There were signs the GOP's strategy of planning a nationally televised hearing yet also offering Ford the option to testify privately was keeping possible Republican defections in check. The party controls the Senate 51-49 and the Judiciary panel by 11-10, so it cannot afford GOP "no" votes.
Moderate GOP Sen. Susan Collins of Maine, who's had her share of clashes with Trump, said she hoped Ford would reconsider a decision not to testify and "it's not fair to Judge Kavanaugh" if she refuses. "Otherwise, there are these very serious allegations hanging over the head of a nominee who has emphatically denied them," she said on radio WVOM in Bangor.
Going further, Sen. Lindsey Graham, R-S.C., said Democrats' demands for an FBI investigation were a ploy to delay a confirmation vote. "It is imperative the Judiciary Committee move forward on the Kavanaugh nomination and a committee vote be taken as soon as possible," the committee member said in a statement.
As for a possible FBI intervention, Grassley said in his letter to Ford's lawyers, "We have no power to commandeer an Executive Branch agency into conducting our due diligence."
In a separate letter to Democrats, Grassley wrote that committee aides were "even willing to fly to California, or anywhere else, to meet her." He also wrote that GOP aides tried to arrange interviews with two other "alleged witnesses." The letter mentioned no names and committee staff declined to identify them.
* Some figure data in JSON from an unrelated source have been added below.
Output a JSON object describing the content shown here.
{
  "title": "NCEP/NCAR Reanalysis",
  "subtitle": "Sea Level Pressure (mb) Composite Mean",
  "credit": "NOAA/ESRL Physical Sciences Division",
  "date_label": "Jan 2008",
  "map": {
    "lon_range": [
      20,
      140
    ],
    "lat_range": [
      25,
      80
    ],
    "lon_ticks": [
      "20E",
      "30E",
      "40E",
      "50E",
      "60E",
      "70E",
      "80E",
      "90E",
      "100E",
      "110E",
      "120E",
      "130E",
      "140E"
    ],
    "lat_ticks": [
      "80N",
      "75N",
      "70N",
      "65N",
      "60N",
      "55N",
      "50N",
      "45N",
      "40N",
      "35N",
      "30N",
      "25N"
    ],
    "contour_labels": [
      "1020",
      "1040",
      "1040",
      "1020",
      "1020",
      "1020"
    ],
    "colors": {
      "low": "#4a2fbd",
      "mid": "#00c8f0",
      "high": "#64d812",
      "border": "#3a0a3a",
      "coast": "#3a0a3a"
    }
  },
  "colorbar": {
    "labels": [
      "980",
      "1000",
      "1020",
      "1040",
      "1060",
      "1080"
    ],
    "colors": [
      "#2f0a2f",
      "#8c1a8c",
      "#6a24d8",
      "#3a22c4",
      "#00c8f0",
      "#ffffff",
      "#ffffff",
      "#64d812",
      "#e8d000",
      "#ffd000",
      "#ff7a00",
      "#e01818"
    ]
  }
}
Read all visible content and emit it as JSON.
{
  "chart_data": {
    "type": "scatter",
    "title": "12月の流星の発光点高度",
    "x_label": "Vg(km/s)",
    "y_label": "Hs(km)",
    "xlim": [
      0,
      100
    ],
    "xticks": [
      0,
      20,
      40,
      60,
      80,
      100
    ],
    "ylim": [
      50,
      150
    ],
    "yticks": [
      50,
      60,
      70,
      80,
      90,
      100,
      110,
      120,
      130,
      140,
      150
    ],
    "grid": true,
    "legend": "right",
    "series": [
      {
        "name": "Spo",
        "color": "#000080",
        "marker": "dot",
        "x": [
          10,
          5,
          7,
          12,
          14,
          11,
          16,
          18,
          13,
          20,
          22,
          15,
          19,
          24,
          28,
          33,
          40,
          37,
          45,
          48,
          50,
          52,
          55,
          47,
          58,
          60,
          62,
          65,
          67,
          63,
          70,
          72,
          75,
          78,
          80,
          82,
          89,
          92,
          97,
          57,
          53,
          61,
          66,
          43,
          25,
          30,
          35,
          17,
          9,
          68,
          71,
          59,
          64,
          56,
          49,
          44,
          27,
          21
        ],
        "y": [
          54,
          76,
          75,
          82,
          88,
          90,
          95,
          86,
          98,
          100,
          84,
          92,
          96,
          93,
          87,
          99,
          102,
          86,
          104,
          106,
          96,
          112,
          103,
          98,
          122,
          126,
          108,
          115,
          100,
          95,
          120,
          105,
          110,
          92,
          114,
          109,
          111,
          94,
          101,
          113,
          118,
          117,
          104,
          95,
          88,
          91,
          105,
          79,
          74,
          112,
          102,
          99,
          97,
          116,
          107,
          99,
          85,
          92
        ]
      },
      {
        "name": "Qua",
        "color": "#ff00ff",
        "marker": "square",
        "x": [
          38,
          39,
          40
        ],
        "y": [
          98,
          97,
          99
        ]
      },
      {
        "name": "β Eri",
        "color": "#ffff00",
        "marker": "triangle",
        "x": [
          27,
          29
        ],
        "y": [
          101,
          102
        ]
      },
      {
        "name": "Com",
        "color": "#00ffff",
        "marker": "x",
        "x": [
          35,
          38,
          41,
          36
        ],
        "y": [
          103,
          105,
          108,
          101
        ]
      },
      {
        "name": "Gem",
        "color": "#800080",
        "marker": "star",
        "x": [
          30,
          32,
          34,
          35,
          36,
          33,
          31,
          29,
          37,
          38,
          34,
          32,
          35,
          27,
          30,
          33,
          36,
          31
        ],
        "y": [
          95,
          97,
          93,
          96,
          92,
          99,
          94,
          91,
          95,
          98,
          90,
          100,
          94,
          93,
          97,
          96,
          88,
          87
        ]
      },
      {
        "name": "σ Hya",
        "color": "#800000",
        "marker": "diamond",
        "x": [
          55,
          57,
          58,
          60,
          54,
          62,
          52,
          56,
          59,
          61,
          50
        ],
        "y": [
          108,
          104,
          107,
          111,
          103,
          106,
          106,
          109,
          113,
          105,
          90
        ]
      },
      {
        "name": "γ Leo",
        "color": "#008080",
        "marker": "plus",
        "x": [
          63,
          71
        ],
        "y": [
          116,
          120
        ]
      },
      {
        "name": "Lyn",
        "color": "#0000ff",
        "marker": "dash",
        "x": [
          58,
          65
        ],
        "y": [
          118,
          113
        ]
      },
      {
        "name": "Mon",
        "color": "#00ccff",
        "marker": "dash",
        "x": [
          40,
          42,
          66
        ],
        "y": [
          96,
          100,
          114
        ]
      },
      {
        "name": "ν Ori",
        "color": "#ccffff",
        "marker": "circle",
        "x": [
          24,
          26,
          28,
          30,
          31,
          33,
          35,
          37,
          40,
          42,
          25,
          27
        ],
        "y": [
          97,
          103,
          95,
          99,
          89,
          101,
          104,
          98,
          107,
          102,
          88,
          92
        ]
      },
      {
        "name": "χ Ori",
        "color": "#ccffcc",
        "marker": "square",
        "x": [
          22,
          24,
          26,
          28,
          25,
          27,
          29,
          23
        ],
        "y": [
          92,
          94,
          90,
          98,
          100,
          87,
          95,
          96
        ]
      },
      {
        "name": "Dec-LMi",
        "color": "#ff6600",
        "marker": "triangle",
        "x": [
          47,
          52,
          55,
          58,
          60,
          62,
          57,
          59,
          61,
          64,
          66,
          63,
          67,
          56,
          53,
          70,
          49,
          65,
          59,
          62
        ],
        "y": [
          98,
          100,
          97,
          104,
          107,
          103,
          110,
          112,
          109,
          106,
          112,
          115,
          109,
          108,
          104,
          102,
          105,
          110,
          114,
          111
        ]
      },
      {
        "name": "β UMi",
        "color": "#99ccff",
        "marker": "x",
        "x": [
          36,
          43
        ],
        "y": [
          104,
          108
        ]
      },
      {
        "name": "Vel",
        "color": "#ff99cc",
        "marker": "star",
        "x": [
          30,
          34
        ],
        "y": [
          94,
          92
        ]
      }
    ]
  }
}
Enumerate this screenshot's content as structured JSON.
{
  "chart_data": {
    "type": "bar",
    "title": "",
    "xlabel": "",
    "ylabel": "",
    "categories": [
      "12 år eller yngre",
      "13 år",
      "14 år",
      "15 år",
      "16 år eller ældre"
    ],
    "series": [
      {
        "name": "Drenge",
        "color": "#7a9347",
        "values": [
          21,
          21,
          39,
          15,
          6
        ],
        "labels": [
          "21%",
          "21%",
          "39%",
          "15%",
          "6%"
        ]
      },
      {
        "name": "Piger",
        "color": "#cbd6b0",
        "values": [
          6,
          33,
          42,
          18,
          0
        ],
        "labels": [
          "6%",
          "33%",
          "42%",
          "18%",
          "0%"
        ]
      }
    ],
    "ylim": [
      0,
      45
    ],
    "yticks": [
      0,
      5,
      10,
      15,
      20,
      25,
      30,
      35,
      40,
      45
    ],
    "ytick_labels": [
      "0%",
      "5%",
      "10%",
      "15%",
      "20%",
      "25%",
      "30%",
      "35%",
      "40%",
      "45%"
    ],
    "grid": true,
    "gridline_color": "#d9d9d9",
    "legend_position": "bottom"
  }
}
Kavanaugh did not return to the White House Wednesday after spending the two previous days there. He spoke by phone with officials working on strategy, said an aide familiar with the proceedings but not authorized to speak publicly about private conversations.
Kavanaugh spent hours Tuesday in the Eisenhower Executive Office Building, part of the White House complex. He prepared for Monday's potential hearing with officials including White House counsel Don McGahn, Justice Department aides, White House press secretary Sarah Huckabee Sanders and communications director Bill Shine.
Shine was ousted from his previous job at Fox News in part due to his handling of sexual harassment claims at the company.